Max. error : 8.881784197e-16

Runtime test on bigger dataset -

In [61]: alpha = 0.55
    ...: windowSize = 20
    ...: 

In [62]: df = pd.DataFrame(np.random.randint(2,9,(10000)))

In [63]: %timeit df.ewm(alpha = alpha, min_periods=windowSize).mean()
1000 loops, best of 3: 851 µs per loop

In [64]: %timeit numpy_ewm_alpha(df.values.ravel(), alpha = alpha, windowSize = windowSize)
1000 loops, best of 3: 204 µs per loop

---

Further boost

For further performance boost we could avoid the initialization with NaNs and instead use the array outputted from np.convolve, like so -

def numpy_ewm_alpha_v2(a, alpha, windowSize):
    wghts = (1-alpha)**np.arange(windowSize)
    wghts /= wghts.sum()
    out = np.convolve(a,wghts)
    out[:windowSize-1] = np.nan
    return out[:a.size]  

Timings -

In [117]: alpha = 0.55
     ...: windowSize = 20
     ...: 

In [118]: df = pd.DataFrame(np.random.randint(2,9,(10000)))

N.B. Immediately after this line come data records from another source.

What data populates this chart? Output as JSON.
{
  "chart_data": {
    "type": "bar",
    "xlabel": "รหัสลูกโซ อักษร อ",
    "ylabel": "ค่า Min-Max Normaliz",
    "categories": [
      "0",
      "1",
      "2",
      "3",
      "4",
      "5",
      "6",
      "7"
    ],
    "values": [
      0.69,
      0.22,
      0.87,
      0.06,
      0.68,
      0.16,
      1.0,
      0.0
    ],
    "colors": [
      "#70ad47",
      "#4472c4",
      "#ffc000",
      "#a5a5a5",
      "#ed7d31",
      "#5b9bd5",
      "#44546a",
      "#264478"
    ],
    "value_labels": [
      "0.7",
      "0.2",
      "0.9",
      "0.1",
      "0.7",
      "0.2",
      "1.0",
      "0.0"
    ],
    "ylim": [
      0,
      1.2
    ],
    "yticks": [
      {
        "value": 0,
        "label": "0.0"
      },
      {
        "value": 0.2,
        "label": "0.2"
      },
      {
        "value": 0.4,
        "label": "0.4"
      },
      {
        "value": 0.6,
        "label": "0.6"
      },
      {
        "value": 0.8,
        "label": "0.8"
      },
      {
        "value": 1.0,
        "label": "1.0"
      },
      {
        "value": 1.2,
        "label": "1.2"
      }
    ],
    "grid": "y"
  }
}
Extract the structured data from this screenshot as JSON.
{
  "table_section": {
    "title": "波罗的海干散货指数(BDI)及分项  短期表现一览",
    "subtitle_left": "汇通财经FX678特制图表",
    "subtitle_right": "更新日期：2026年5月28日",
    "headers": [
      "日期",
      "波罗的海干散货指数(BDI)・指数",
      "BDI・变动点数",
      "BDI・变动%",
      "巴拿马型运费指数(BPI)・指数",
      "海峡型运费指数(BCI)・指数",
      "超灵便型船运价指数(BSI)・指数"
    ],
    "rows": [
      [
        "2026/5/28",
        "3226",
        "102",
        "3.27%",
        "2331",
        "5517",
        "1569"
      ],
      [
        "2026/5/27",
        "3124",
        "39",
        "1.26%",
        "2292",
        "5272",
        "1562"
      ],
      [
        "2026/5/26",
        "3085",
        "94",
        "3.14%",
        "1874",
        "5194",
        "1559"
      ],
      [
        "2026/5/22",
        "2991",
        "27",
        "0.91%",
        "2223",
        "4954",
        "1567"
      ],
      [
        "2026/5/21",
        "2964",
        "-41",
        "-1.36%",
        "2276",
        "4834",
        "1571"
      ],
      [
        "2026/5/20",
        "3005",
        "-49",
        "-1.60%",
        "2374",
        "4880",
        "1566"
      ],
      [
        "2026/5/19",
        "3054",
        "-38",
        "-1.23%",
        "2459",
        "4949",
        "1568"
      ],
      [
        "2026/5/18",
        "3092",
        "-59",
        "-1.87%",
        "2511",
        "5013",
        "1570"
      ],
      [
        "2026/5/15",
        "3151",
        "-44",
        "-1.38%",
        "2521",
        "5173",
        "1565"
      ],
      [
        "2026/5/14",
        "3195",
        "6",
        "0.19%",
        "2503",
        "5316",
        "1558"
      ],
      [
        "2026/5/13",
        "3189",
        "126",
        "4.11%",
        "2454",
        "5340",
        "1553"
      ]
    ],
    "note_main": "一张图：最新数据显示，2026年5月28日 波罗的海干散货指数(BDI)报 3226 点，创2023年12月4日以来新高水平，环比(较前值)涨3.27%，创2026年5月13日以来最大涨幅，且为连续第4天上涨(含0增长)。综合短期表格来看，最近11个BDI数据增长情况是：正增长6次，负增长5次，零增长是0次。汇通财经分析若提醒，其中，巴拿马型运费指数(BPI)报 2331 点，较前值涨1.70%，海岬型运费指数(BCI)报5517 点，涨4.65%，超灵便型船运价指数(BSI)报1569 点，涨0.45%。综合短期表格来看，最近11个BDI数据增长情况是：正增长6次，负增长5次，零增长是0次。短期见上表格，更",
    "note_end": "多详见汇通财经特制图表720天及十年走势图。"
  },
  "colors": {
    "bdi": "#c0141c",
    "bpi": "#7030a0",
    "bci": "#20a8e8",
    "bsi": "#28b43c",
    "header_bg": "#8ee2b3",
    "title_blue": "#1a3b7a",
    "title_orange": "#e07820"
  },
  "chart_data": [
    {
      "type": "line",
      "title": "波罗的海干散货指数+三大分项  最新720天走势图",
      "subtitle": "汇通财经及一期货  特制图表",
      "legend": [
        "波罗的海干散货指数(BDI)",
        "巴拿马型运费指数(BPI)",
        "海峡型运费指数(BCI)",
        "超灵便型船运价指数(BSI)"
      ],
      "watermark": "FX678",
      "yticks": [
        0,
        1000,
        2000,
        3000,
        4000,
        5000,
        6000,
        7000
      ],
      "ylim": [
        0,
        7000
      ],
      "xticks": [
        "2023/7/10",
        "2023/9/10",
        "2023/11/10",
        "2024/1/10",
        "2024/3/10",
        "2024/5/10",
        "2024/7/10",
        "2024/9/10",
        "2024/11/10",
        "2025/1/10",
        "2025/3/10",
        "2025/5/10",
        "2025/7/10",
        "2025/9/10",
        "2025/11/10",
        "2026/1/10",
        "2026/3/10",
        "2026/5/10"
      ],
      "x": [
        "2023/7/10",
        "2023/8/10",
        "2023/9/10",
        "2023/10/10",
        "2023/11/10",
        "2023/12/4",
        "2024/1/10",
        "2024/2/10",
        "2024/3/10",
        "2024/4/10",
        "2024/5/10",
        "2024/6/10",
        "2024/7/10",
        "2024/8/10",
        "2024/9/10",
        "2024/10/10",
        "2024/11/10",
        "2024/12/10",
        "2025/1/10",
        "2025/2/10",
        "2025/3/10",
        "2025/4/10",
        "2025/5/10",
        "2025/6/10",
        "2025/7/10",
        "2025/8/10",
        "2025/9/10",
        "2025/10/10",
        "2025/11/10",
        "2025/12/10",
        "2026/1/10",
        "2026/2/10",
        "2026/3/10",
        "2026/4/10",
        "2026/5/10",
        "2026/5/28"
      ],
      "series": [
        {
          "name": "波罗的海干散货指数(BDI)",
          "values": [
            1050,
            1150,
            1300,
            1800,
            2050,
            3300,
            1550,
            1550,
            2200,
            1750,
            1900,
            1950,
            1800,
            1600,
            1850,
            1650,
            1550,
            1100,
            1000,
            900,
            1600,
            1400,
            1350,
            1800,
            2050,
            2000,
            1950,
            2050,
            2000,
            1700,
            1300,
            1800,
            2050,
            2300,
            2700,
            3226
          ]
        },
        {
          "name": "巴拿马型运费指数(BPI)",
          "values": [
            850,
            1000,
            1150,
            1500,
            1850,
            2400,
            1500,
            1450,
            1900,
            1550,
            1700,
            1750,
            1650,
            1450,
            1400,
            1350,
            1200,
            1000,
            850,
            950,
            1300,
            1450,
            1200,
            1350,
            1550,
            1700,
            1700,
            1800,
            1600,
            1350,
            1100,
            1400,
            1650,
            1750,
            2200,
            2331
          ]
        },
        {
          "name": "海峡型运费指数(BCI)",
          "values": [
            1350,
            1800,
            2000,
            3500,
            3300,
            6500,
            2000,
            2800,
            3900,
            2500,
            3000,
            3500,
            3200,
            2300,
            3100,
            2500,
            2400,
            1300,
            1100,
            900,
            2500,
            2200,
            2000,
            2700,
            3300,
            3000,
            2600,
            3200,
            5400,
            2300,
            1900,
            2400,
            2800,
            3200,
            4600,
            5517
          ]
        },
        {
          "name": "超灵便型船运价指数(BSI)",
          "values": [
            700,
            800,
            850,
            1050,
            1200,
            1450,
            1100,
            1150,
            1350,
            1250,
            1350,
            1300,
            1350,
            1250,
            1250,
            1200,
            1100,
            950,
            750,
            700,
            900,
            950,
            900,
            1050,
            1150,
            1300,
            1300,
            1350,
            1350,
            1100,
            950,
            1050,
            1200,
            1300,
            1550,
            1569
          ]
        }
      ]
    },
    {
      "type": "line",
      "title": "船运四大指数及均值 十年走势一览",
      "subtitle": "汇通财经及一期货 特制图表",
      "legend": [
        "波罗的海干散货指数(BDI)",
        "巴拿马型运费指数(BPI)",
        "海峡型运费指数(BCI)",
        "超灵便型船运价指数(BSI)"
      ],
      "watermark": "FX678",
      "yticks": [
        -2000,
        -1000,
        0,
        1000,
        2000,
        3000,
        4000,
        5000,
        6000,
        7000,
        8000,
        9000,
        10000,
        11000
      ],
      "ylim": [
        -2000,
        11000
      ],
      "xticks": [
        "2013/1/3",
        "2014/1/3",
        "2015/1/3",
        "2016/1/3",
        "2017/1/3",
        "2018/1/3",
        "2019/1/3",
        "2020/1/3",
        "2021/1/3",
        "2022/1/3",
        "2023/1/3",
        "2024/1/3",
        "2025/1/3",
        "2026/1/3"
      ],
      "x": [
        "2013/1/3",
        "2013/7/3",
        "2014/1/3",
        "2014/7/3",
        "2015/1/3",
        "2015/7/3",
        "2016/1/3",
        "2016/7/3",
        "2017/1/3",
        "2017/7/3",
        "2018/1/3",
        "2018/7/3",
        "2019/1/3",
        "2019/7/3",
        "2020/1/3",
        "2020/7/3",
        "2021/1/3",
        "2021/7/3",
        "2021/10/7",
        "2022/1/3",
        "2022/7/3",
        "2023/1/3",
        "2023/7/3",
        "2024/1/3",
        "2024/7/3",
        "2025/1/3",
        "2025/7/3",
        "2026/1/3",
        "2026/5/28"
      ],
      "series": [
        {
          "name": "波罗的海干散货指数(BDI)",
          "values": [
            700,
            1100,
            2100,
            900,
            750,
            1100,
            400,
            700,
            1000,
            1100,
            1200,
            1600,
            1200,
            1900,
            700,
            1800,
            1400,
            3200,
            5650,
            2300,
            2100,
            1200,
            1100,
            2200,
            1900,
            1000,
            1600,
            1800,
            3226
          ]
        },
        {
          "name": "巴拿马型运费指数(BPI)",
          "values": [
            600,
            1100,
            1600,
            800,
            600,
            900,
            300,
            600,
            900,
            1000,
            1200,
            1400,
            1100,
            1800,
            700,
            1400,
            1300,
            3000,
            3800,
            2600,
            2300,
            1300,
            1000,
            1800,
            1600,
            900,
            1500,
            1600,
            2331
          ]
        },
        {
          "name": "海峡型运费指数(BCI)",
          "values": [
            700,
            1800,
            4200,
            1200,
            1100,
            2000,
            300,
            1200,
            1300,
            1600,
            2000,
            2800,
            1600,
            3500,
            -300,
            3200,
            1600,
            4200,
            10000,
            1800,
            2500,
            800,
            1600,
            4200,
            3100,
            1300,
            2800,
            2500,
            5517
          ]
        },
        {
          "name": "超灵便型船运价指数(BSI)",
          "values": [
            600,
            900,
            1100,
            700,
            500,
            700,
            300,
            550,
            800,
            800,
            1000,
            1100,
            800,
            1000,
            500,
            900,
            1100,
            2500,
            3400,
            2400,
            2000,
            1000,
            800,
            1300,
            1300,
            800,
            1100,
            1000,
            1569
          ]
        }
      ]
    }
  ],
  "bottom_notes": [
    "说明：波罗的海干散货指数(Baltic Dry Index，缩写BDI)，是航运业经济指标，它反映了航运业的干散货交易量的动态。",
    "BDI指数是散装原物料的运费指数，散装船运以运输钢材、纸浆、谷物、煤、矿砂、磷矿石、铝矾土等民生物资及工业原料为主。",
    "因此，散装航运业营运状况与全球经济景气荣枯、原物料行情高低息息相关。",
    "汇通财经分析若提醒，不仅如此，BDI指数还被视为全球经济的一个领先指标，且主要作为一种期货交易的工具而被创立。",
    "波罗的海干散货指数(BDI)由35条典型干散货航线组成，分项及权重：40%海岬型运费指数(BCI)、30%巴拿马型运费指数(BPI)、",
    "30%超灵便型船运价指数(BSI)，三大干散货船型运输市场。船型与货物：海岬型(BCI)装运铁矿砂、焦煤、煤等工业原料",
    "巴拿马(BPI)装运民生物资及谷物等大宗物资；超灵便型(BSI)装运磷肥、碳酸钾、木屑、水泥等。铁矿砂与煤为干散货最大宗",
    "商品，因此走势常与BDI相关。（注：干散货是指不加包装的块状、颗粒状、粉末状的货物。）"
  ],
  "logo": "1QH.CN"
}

In [119]: %timeit numpy_ewm_alpha(df.values.ravel(), alpha = alpha, windowSize = windowSize)
1000 loops, best of 3: 204 µs per loop

In [120]: %timeit numpy_ewm_alpha_v2(df.values.ravel(), alpha = alpha, windowSize = windowSize)
10000 loops, best of 3: 195 µs per loop

Answer 5

This answer may seem irrelevant. But, for those who also need to calculate the exponentially weighted variance (and also standard deviation) with NumPy, the following solution will be useful:

import numpy as np

def ew(a, alpha, winSize):
    _alpha = 1 - alpha
    ws = _alpha ** np.arange(winSize)
    w_sum = ws.sum()
    ew_mean = np.convolve(a, ws)[winSize - 1] / w_sum
    bias = (w_sum ** 2) / ((w_sum ** 2) - (ws ** 2).sum())
    ew_var = (np.convolve((a - ew_mean) ** 2, ws)[winSize - 1] / w_sum) * bias
    ew_std = np.sqrt(ew_var)
    return (ew_mean, ew_var, ew_std)

Answer 6

Here is another solution O came up with in the meantime. It is about four times faster than the pandas solution.

def numpy_ewma(data, window):
    returnArray = np.empty((data.shape[0]))
    returnArray.fill(np.nan)
    e = data[0]
    alpha = 2 / float(window + 1)
    for s in range(data.shape[0]):
        e =  ((data[s]-e) *alpha ) + e
        returnArray[s] = e
    return returnArray

I used this formula as a starting point. I am sure that this can be improved even more, but it is at least a starting point.